After setting records last year, the executive search industry hit a slump, with businesses curtailing hiring and taking longer to commit to searches when vacancies arise.

"The outlook for executive search is about as clouded as it's been in close to a decade," said Arnold Ursaner, managing director of CJS Securities. "Corporations are sitting on their hands."

Reilly told the Los Angeles Times he views the slowdown as cyclical and that Korn/Ferry can capitalize on an increased demand for executives in the next 10 years as baby boomers retire.

"There is going to be a shortage of senior executives," he said. "Any time you have those shortages, there's a high demand and need for services."

Korn/Ferry and its close competitor, Heidrick & Struggles International, benefited from unprecedented demand for executive searches last year, fueled in large part by the need for people to lead high-tech start-ups.
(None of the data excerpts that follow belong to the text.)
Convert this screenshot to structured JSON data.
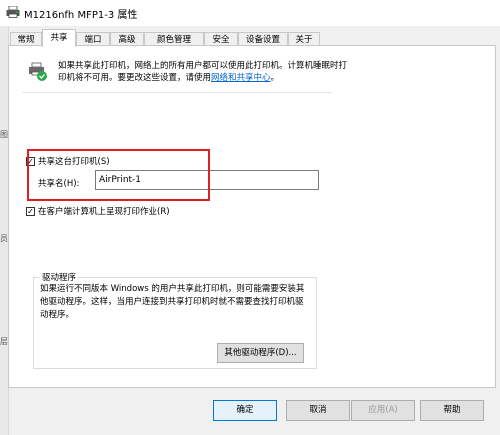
{
  "window": {
    "title": "M1216nfh MFP1-3 属性"
  },
  "tabs": [
    {
      "label": "常规"
    },
    {
      "label": "共享"
    },
    {
      "label": "端口"
    },
    {
      "label": "高级"
    },
    {
      "label": "颜色管理"
    },
    {
      "label": "安全"
    },
    {
      "label": "设备设置"
    },
    {
      "label": "关于"
    }
  ],
  "active_tab": "共享",
  "sharing": {
    "description": "如果共享此打印机，网络上的所有用户都可以使用此打印机。计算机睡眠时打印机将不可用。要更改这些设置，请使用",
    "link_text": "网络和共享中心",
    "link_suffix": "。",
    "share_checkbox_label": "共享这台打印机(S)",
    "share_checked": true,
    "share_name_label": "共享名(H):",
    "share_name_value": "AirPrint-1",
    "render_checkbox_label": "在客户端计算机上呈现打印作业(R)",
    "render_checked": true
  },
  "drivers": {
    "group_title": "驱动程序",
    "text": "如果运行不同版本 Windows 的用户共享此打印机，则可能需要安装其他驱动程序。这样，当用户连接到共享打印机时就不需要查找打印机驱动程序。",
    "button_label": "其他驱动程序(D)..."
  },
  "buttons": {
    "ok": "确定",
    "cancel": "取消",
    "apply": "应用(A)",
    "help": "帮助"
  },
  "background_window": {
    "fragments": [
      "图",
      "员",
      "层"
    ]
  },
  "colors": {
    "highlight": "#e02020",
    "link": "#0066cc",
    "default_button_border": "#0078d7"
  }
}
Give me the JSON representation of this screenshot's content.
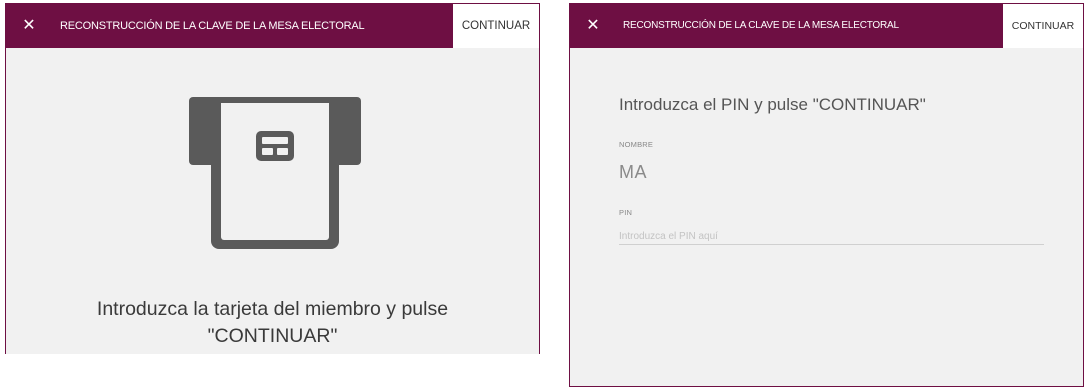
{
  "left_dialog": {
    "close_icon": "close-icon",
    "title": "RECONSTRUCCIÓN DE LA CLAVE DE LA MESA ELECTORAL",
    "continue_label": "CONTINUAR",
    "illustration": "smart-card-insert-icon",
    "instruction_line1": "Introduzca la tarjeta del miembro y pulse",
    "instruction_line2": "\"CONTINUAR\""
  },
  "right_dialog": {
    "close_icon": "close-icon",
    "title": "RECONSTRUCCIÓN DE LA CLAVE DE LA MESA ELECTORAL",
    "continue_label": "CONTINUAR",
    "instruction": "Introduzca el PIN y pulse \"CONTINUAR\"",
    "name_label": "NOMBRE",
    "name_value": "MA",
    "pin_label": "PIN",
    "pin_value": "",
    "pin_placeholder": "Introduzca el PIN aquí"
  },
  "colors": {
    "header": "#6e0f43",
    "panel_bg": "#f1f1f1",
    "icon": "#5a5a5a"
  }
}
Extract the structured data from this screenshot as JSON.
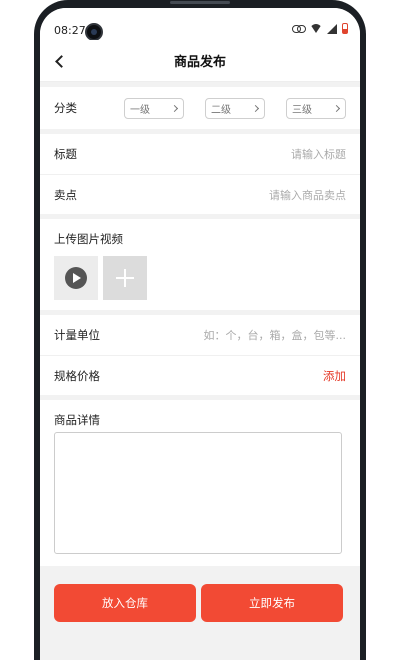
{
  "status": {
    "time": "08:27"
  },
  "nav": {
    "title": "商品发布"
  },
  "category": {
    "label": "分类",
    "levels": [
      {
        "label": "一级"
      },
      {
        "label": "二级"
      },
      {
        "label": "三级"
      }
    ]
  },
  "title_field": {
    "label": "标题",
    "placeholder": "请输入标题"
  },
  "selling_point": {
    "label": "卖点",
    "placeholder": "请输入商品卖点"
  },
  "upload": {
    "label": "上传图片视频"
  },
  "unit": {
    "label": "计量单位",
    "placeholder": "如：个，台，箱，盒，包等..."
  },
  "spec": {
    "label": "规格价格",
    "action": "添加"
  },
  "detail": {
    "label": "商品详情"
  },
  "actions": {
    "warehouse": "放入仓库",
    "publish": "立即发布"
  },
  "colors": {
    "accent": "#f24a34",
    "link": "#e53b2a"
  }
}
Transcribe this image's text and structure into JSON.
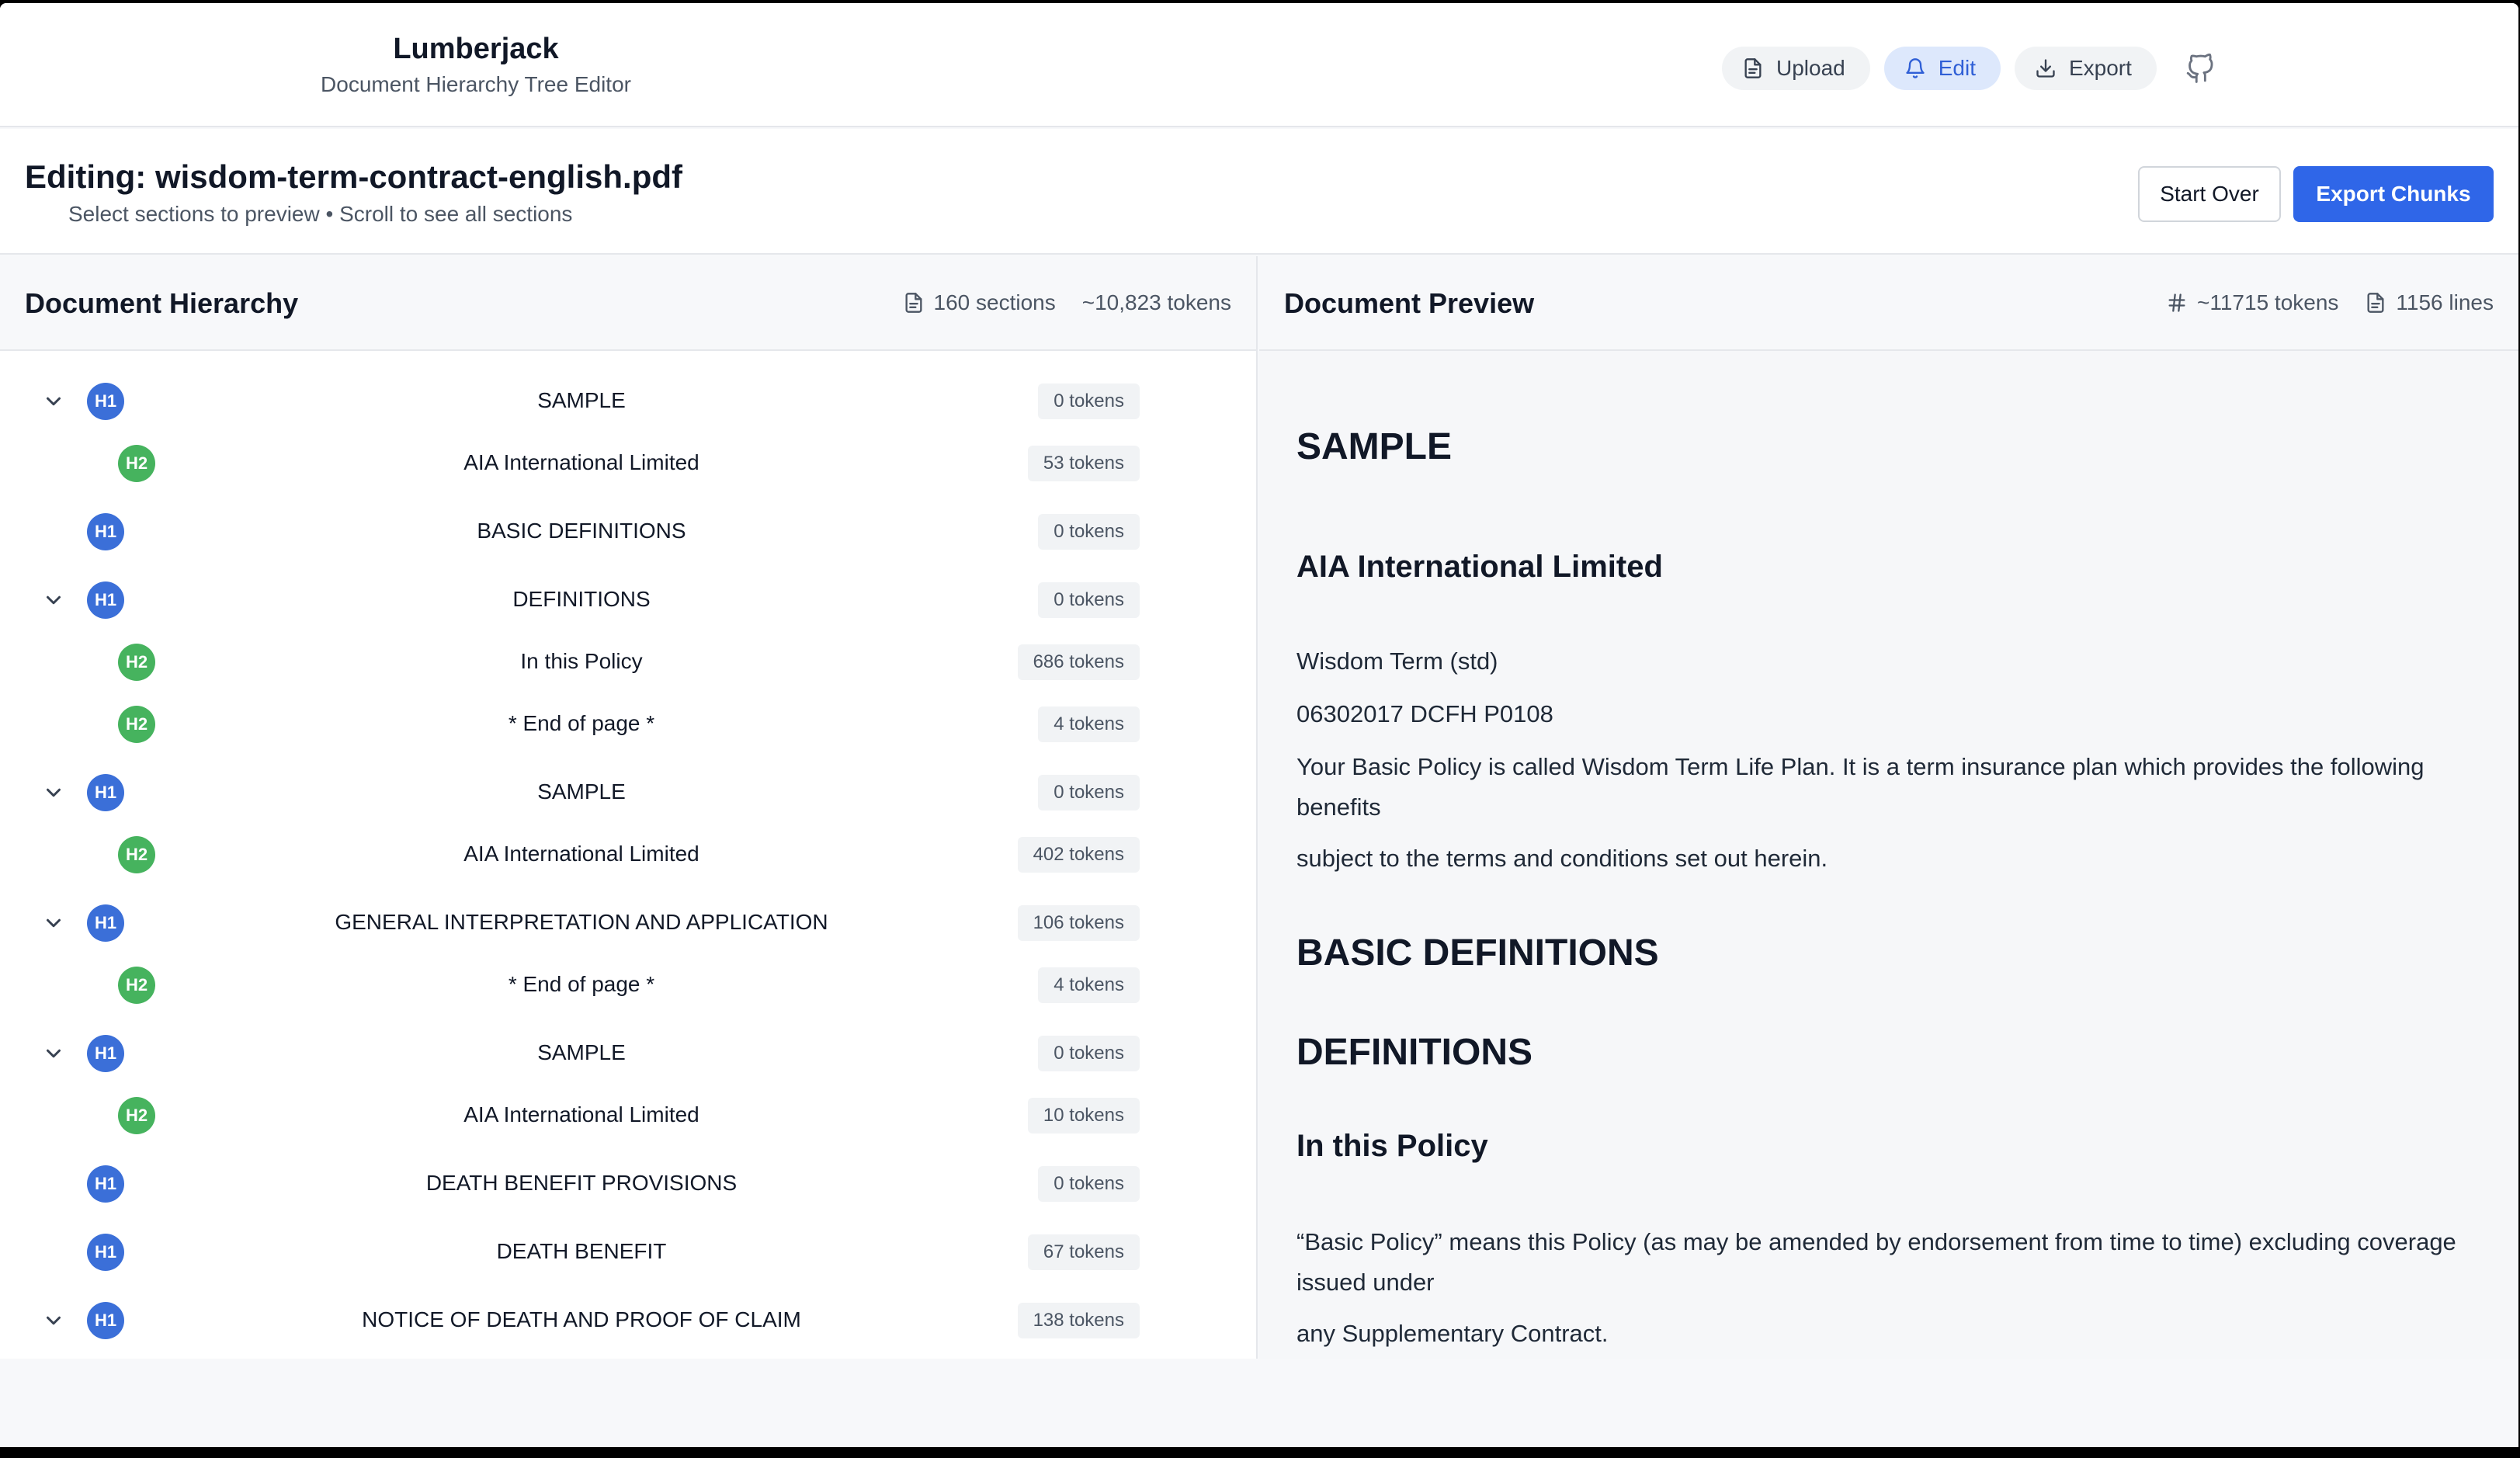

Both firms saw revenues pass the $500-million mark for the first time. In the end, Korn/Ferry retook the No. 1 position, ending fiscal 2000 with revenue of $500.7-million, up from $356-million the year before.

Despite the slowdown in the job market this year, Korn/Ferry reported $504.4-million in revenue for the first nine months of fiscal 2001 and projects year-end revenue of $650-million. Net income for the nine months was $23-million, compared with $20.4-million in the first nine months of 2000.

Industry analysts credited Korn/Ferry's acquisition of several boutique firms and the global expansion of its Internet-based recruiting arm, Futurestep, with helping it retake the industry lead.

Priem said the board was attracted to Reilly's experience running a global professional services business. KPMG has more than 100,000 employees in 156 countries, with annual revenues exceeding $13-billion. Korn/Ferry has 2,400 employees worldwide.